Prep 15 mins
Cook 10 mins
These are so tasty. Points 1.
- 3 medium zucchini
- 1⁄4 cup frozen egg substitute, thawed
- 2 tablespoons commercial reduced-calorie Italian dressing
- 1⁄2 cup fine dry breadcrumb
- 2 tablespoons grated parmesan cheese
- 1⁄8 teaspoon fresh ground pepper
- vegetable oil cooking spray
- Cut zucchini into 1/4 inch thick slices; set aside.
- Combine egg substitute and Italian dressing in a small bowl, stir well.
- Combine bread crumbs,
- Parmesan cheese and pepper in a small bowl; stir well.
- Dip zucchini in egg mixture, dredge in bread crumb mixture.
- Place zucchini on a baking sheet coated with cooking spray.

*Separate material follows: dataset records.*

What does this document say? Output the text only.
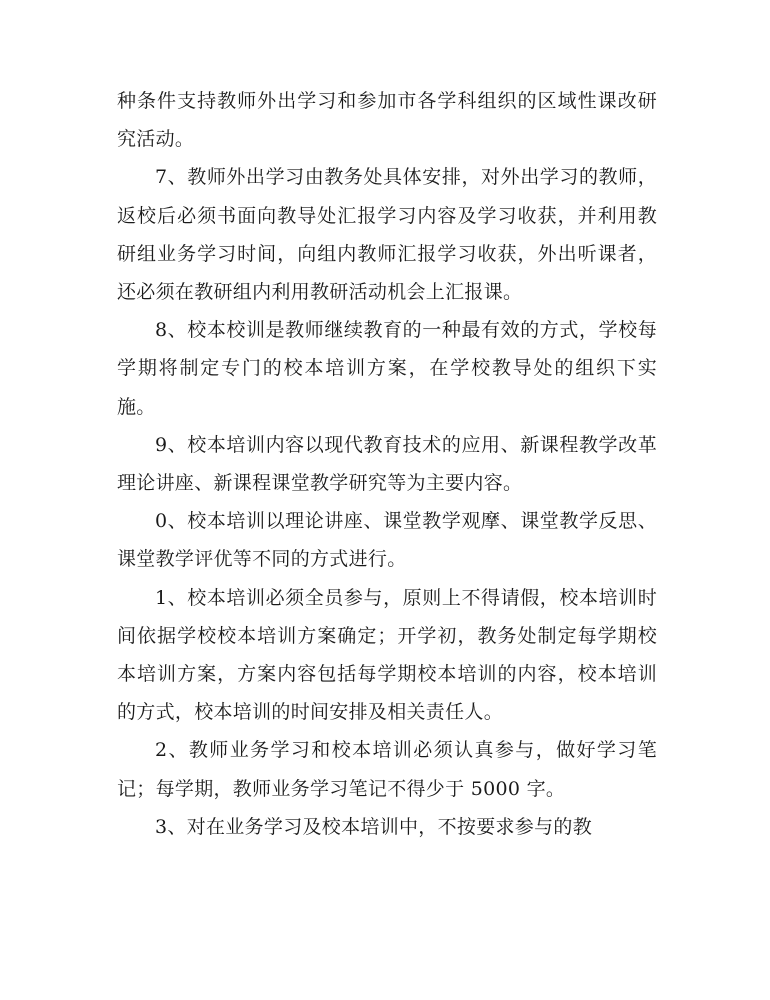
种条件支持教师外出学习和参加市各学科组织的区域性课改研究活动。

7、教师外出学习由教务处具体安排，对外出学习的教师，返校后必须书面向教导处汇报学习内容及学习收获，并利用教研组业务学习时间，向组内教师汇报学习收获，外出听课者，还必须在教研组内利用教研活动机会上汇报课。

8、校本校训是教师继续教育的一种最有效的方式，学校每学期将制定专门的校本培训方案，在学校教导处的组织下实施。

9、校本培训内容以现代教育技术的应用、新课程教学改革理论讲座、新课程课堂教学研究等为主要内容。

0、校本培训以理论讲座、课堂教学观摩、课堂教学反思、课堂教学评优等不同的方式进行。

1、校本培训必须全员参与，原则上不得请假，校本培训时间依据学校校本培训方案确定；开学初，教务处制定每学期校本培训方案，方案内容包括每学期校本培训的内容，校本培训的方式，校本培训的时间安排及相关责任人。

2、教师业务学习和校本培训必须认真参与，做好学习笔记；每学期，教师业务学习笔记不得少于 5000 字。

3、对在业务学习及校本培训中，不按要求参与的教
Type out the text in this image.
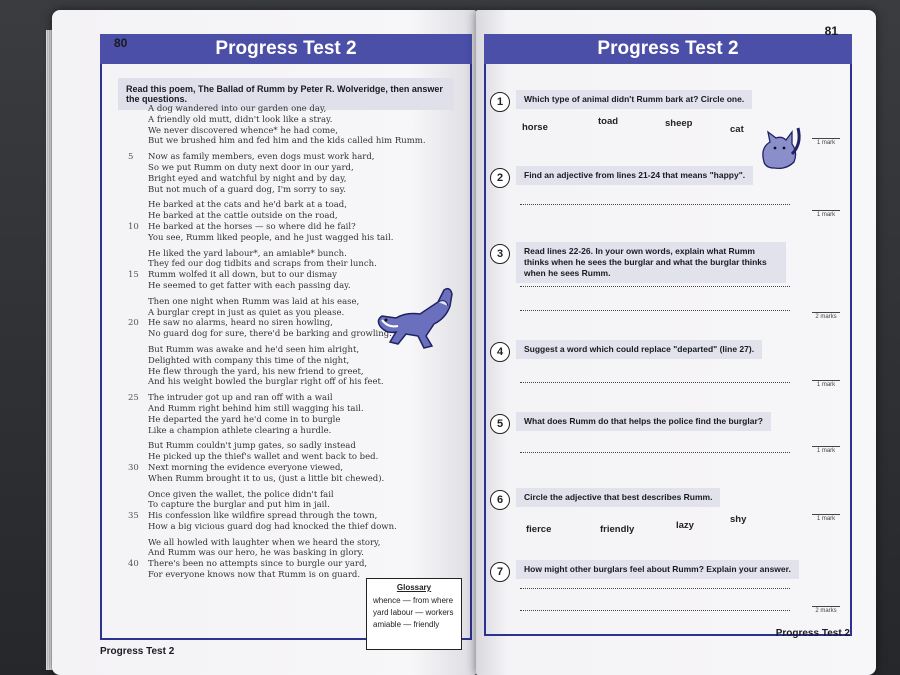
Progress Test 2
80
Read this poem, The Ballad of Rumm by Peter R. Wolveridge, then answer the questions.
A dog wandered into our garden one day,
A friendly old mutt, didn't look like a stray.
We never discovered whence* he had come,
But we brushed him and fed him and the kids called him Rumm.
Now as family members, even dogs must work hard,
So we put Rumm on duty next door in our yard,
Bright eyed and watchful by night and by day,
But not much of a guard dog, I'm sorry to say.
5
He barked at the cats and he'd bark at a toad,
He barked at the cattle outside on the road,
He barked at the horses — so where did he fail?
You see, Rumm liked people, and he just wagged his tail.
10
He liked the yard labour*, an amiable* bunch.
They fed our dog tidbits and scraps from their lunch.
Rumm wolfed it all down, but to our dismay
He seemed to get fatter with each passing day.
15
Then one night when Rumm was laid at his ease,
A burglar crept in just as quiet as you please.
He saw no alarms, heard no siren howling,
No guard dog for sure, there'd be barking and growling.
20
But Rumm was awake and he'd seen him alright,
Delighted with company this time of the night,
He flew through the yard, his new friend to greet,
And his weight bowled the burglar right off of his feet.
The intruder got up and ran off with a wail
And Rumm right behind him still wagging his tail.
He departed the yard he'd come in to burgle
Like a champion athlete clearing a hurdle.
25
But Rumm couldn't jump gates, so sadly instead
He picked up the thief's wallet and went back to bed.
Next morning the evidence everyone viewed,
When Rumm brought it to us, (just a little bit chewed).
30
Once given the wallet, the police didn't fail
To capture the burglar and put him in jail.
His confession like wildfire spread through the town,
How a big vicious guard dog had knocked the thief down.
35
We all howled with laughter when we heard the story,
And Rumm was our hero, he was basking in glory.
There's been no attempts since to burgle our yard,
For everyone knows now that Rumm is on guard.
40
Glossary
whence — from where
yard labour — workers
amiable — friendly
Progress Test 2
Progress Test 2
81
1	Which type of animal didn't Rumm bark at? Circle one.
horse
toad	sheep
cat
1 mark
2	Find an adjective from lines 21-24 that means "happy".
1 mark
3	Read lines 22-26. In your own words, explain what Rumm thinks when he sees the burglar and what the burglar thinks when he sees Rumm.
2 marks
4	Suggest a word which could replace "departed" (line 27).
1 mark
5	What does Rumm do that helps the police find the burglar?
1 mark
6	Circle the adjective that best describes Rumm.
fierce	friendly	lazy
shy	1 mark
7	How might other burglars feel about Rumm? Explain your answer.
2 marks
Progress Test 2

- Bake at 475 degrees for 5 minutes, turn and bake an additional 5 minutes or until golden.
- Serve immediately.
I'd give these more stars if I could. We love them and make them regularly. They take a bit of time to prepare, but well worth the effort!
Yummy! Summer is here and the gardens are overflowing. Wanted something different from my usual steam or saute without using a lot of points. This was perfect. I used an egg white in lieu of the egg substitute and it worked just fine. Nice crispy coating, good flavor and tender squash. Served mine with a 0-point fresh tomato-basil bruschetta topping. Thanks.
Yummy! We dipped these in ranch dressing and they were delicious! The only thing I did differently was use egg whites instead of the egg substitute. These would work well as an appetizer (with the ranch dressing as dip), or as a side dish. Thanks Dancer!